Functional morphology of tegmina-based stridulation in the relict species Cyphoderris monstrosa (Orthoptera: Ensifera: Prophalangopsidae).

Male grigs, bush crickets and crickets produce mating calls by tegminal stridulation: the scraping together of modified forewings functioning as sound generators. Bush crickets (Tettigoniidae) and crickets (Gryllinae) diverged some 240 million years ago, with each lineage developing unique characteristics in wing morphology and the associated mechanics of stridulation. The grigs (Prophalangopsidae), a relict lineage more closely related to bush crickets than to crickets, are believed to retain plesiomorphic features of wing morphology. The wing cells widely involved in sound production, such as the harp and mirror, are comparatively small, poorly delimited and/or partially filled with cross-veins. Such morphology is similarly observed in the earliest stridulating ensiferans, for which stridulatory mechanics remains poorly understood. The grigs, therefore, are of major importance to investigate the early evolutionary stages of tegminal stridulation, a critical innovation in the evolution of the Orthoptera. The aim of this study is to appreciate the degree of specialization on grig forewings, through identification of sound radiating areas and their properties.

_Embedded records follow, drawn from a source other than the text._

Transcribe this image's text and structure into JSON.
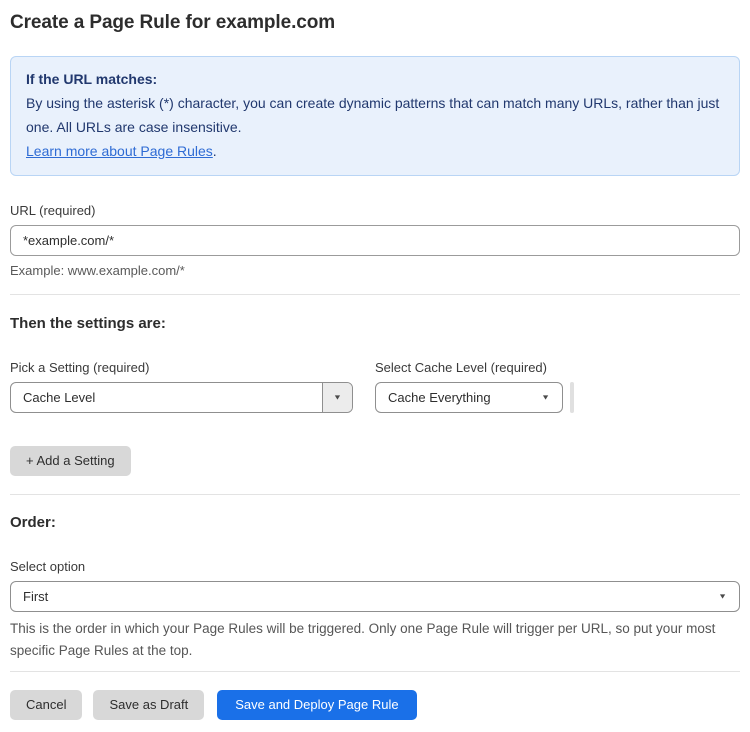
{
  "page": {
    "title": "Create a Page Rule for example.com"
  },
  "info_box": {
    "heading": "If the URL matches:",
    "body": "By using the asterisk (*) character, you can create dynamic patterns that can match many URLs, rather than just one. All URLs are case insensitive.",
    "link_label": "Learn more about Page Rules",
    "link_suffix": "."
  },
  "url_field": {
    "label": "URL (required)",
    "value": "*example.com/*",
    "example": "Example: www.example.com/*"
  },
  "settings_section": {
    "heading": "Then the settings are:",
    "setting_picker": {
      "label": "Pick a Setting (required)",
      "value": "Cache Level"
    },
    "cache_level_picker": {
      "label": "Select Cache Level (required)",
      "value": "Cache Everything"
    },
    "add_setting_label": "+ Add a Setting"
  },
  "order_section": {
    "heading": "Order:",
    "select_label": "Select option",
    "selected_value": "First",
    "help_text": "This is the order in which your Page Rules will be triggered. Only one Page Rule will trigger per URL, so put your most specific Page Rules at the top."
  },
  "footer": {
    "cancel_label": "Cancel",
    "save_draft_label": "Save as Draft",
    "save_deploy_label": "Save and Deploy Page Rule"
  },
  "colors": {
    "info_bg": "#e9f1fc",
    "info_border": "#b9d5f5",
    "info_text": "#21386e",
    "link": "#2e6bd4",
    "primary_button": "#1a70e8",
    "secondary_button": "#d8d8d8"
  },
  "icons": {
    "dropdown_arrow": "▼"
  }
}
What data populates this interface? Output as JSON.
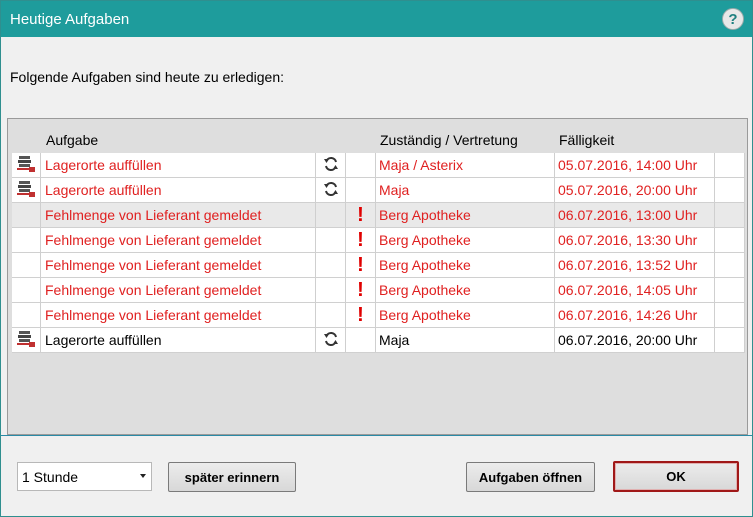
{
  "dialog": {
    "title": "Heutige Aufgaben",
    "help_glyph": "?",
    "subtitle": "Folgende Aufgaben sind heute zu erledigen:"
  },
  "table": {
    "headers": {
      "task": "Aufgabe",
      "responsible": "Zuständig / Vertretung",
      "due": "Fälligkeit"
    },
    "rows": [
      {
        "icon": "storage-icon",
        "task": "Lagerorte auffüllen",
        "recurring": true,
        "priority": false,
        "responsible": "Maja / Asterix",
        "due": "05.07.2016, 14:00 Uhr",
        "overdue": true
      },
      {
        "icon": "storage-icon",
        "task": "Lagerorte auffüllen",
        "recurring": true,
        "priority": false,
        "responsible": "Maja",
        "due": "05.07.2016, 20:00 Uhr",
        "overdue": true
      },
      {
        "icon": "",
        "task": "Fehlmenge von Lieferant gemeldet",
        "recurring": false,
        "priority": true,
        "responsible": "Berg Apotheke",
        "due": "06.07.2016, 13:00 Uhr",
        "overdue": true
      },
      {
        "icon": "",
        "task": "Fehlmenge von Lieferant gemeldet",
        "recurring": false,
        "priority": true,
        "responsible": "Berg Apotheke",
        "due": "06.07.2016, 13:30 Uhr",
        "overdue": true
      },
      {
        "icon": "",
        "task": "Fehlmenge von Lieferant gemeldet",
        "recurring": false,
        "priority": true,
        "responsible": "Berg Apotheke",
        "due": "06.07.2016, 13:52 Uhr",
        "overdue": true
      },
      {
        "icon": "",
        "task": "Fehlmenge von Lieferant gemeldet",
        "recurring": false,
        "priority": true,
        "responsible": "Berg Apotheke",
        "due": "06.07.2016, 14:05 Uhr",
        "overdue": true
      },
      {
        "icon": "",
        "task": "Fehlmenge von Lieferant gemeldet",
        "recurring": false,
        "priority": true,
        "responsible": "Berg Apotheke",
        "due": "06.07.2016, 14:26 Uhr",
        "overdue": true
      },
      {
        "icon": "storage-icon",
        "task": "Lagerorte auffüllen",
        "recurring": true,
        "priority": false,
        "responsible": "Maja",
        "due": "06.07.2016, 20:00 Uhr",
        "overdue": false
      }
    ]
  },
  "footer": {
    "remind_interval": "1 Stunde",
    "later_button": "später erinnern",
    "open_button": "Aufgaben öffnen",
    "ok_button": "OK"
  },
  "colors": {
    "titlebar": "#1e9c9c",
    "overdue_text": "#e02020",
    "priority_mark": "#e00000"
  }
}
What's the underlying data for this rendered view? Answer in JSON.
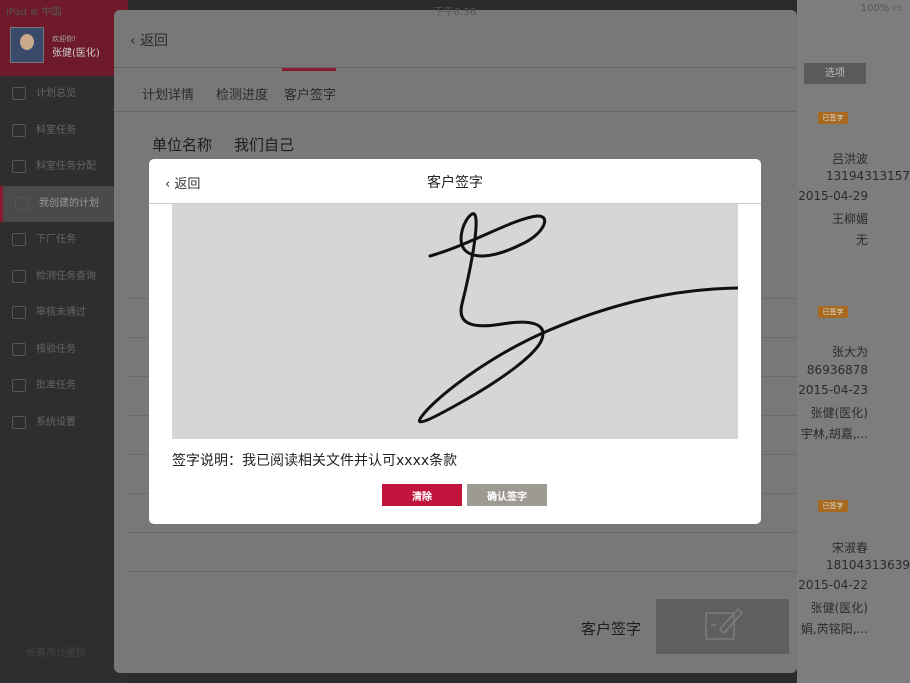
{
  "status_bar": {
    "device": "iPad",
    "signal": "中国",
    "time": "下午8:56",
    "battery": "100%"
  },
  "sidebar": {
    "welcome": "欢迎你!",
    "user": "张健(医化)",
    "items": [
      {
        "label": "计划总览",
        "icon": "upload-icon"
      },
      {
        "label": "科室任务",
        "icon": "wallet-icon"
      },
      {
        "label": "科室任务分配",
        "icon": "inbox-icon"
      },
      {
        "label": "我创建的计划",
        "icon": "edit-icon",
        "active": true
      },
      {
        "label": "下厂任务",
        "icon": "camera-icon"
      },
      {
        "label": "检测任务查询",
        "icon": "query-icon"
      },
      {
        "label": "审核未通过",
        "icon": "return-icon"
      },
      {
        "label": "核验任务",
        "icon": "info-icon"
      },
      {
        "label": "批准任务",
        "icon": "stamp-icon"
      },
      {
        "label": "系统设置",
        "icon": "gear-icon"
      }
    ],
    "org": "长春市计量院"
  },
  "right_panel": {
    "options_label": "选项",
    "cards": [
      {
        "tag": "已签字",
        "lines": [
          "吕洪波",
          "13194313157",
          "2015-04-29",
          "王柳媚",
          "无"
        ]
      },
      {
        "tag": "已签字",
        "lines": [
          "张大为",
          "86936878",
          "2015-04-23",
          "张健(医化)",
          "宇林,胡嘉,..."
        ]
      },
      {
        "tag": "已签字",
        "lines": [
          "宋淑春",
          "18104313639",
          "2015-04-22",
          "张健(医化)",
          "娟,芮铭阳,..."
        ]
      }
    ]
  },
  "modal": {
    "back_label": "返回",
    "tabs": [
      "计划详情",
      "检测进度",
      "客户签字"
    ],
    "active_tab": 2,
    "unit_label": "单位名称",
    "unit_value": "我们自己",
    "signature_label": "客户签字"
  },
  "dialog": {
    "back_label": "返回",
    "title": "客户签字",
    "note": "签字说明：我已阅读相关文件并认可xxxx条款",
    "clear_label": "清除",
    "confirm_label": "确认签字"
  },
  "colors": {
    "accent": "#c0143c",
    "confirm": "#9d9a92",
    "sidebar_header": "#6e1a2a",
    "pad_bg": "#d6d6d6"
  }
}
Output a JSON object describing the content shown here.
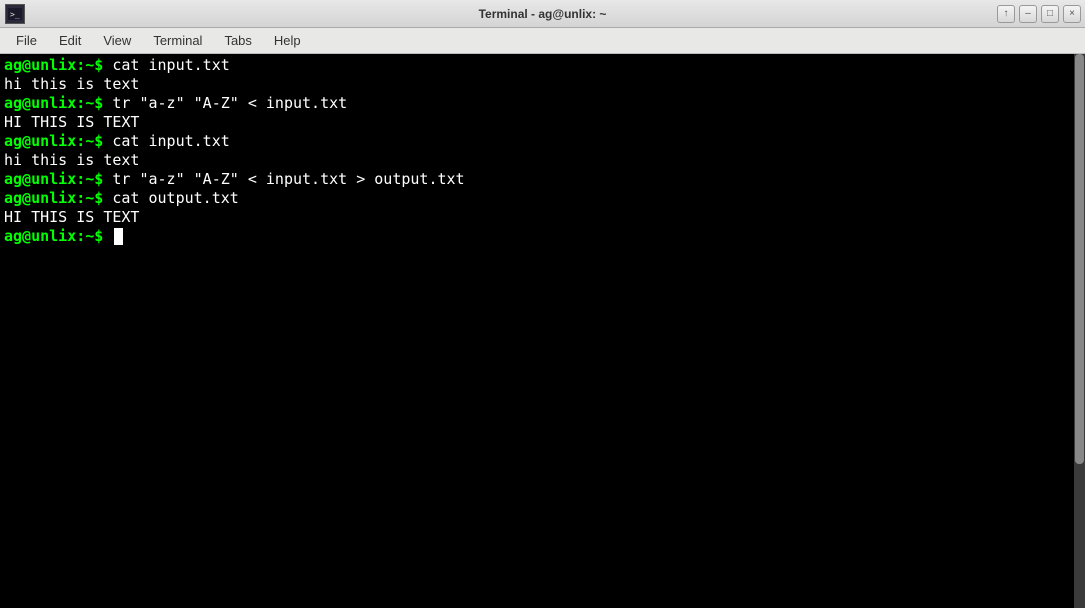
{
  "titlebar": {
    "title": "Terminal - ag@unlix: ~"
  },
  "window_controls": {
    "stick": "↑",
    "minimize": "–",
    "maximize": "□",
    "close": "×"
  },
  "menubar": {
    "items": [
      {
        "label": "File"
      },
      {
        "label": "Edit"
      },
      {
        "label": "View"
      },
      {
        "label": "Terminal"
      },
      {
        "label": "Tabs"
      },
      {
        "label": "Help"
      }
    ]
  },
  "terminal": {
    "prompt": "ag@unlix:~$",
    "lines": [
      {
        "type": "cmd",
        "text": " cat input.txt"
      },
      {
        "type": "out",
        "text": "hi this is text"
      },
      {
        "type": "cmd",
        "text": " tr \"a-z\" \"A-Z\" < input.txt"
      },
      {
        "type": "out",
        "text": "HI THIS IS TEXT"
      },
      {
        "type": "cmd",
        "text": " cat input.txt"
      },
      {
        "type": "out",
        "text": "hi this is text"
      },
      {
        "type": "cmd",
        "text": " tr \"a-z\" \"A-Z\" < input.txt > output.txt"
      },
      {
        "type": "cmd",
        "text": " cat output.txt"
      },
      {
        "type": "out",
        "text": "HI THIS IS TEXT"
      },
      {
        "type": "cursor",
        "text": ""
      }
    ]
  }
}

For well-grounded comparisons, homologies in wing venation (and associated areas) of grigs and bush crickets are re-evaluated. Then, using direct evidence, this study confirms the mirror cell, in association with two other areas (termed 'neck' and 'pre-mirror'), as the acoustic resonator in the grig Cyphoderris monstrosa Despite the use of largely symmetrical resonators, as found in field crickets, analogous features of stridulatory mechanics are observed between C. monstrosa and bush crickets. Both morphology and function in grigs represents transitional stages between unspecialized forewings and derived conditions observed in modern species.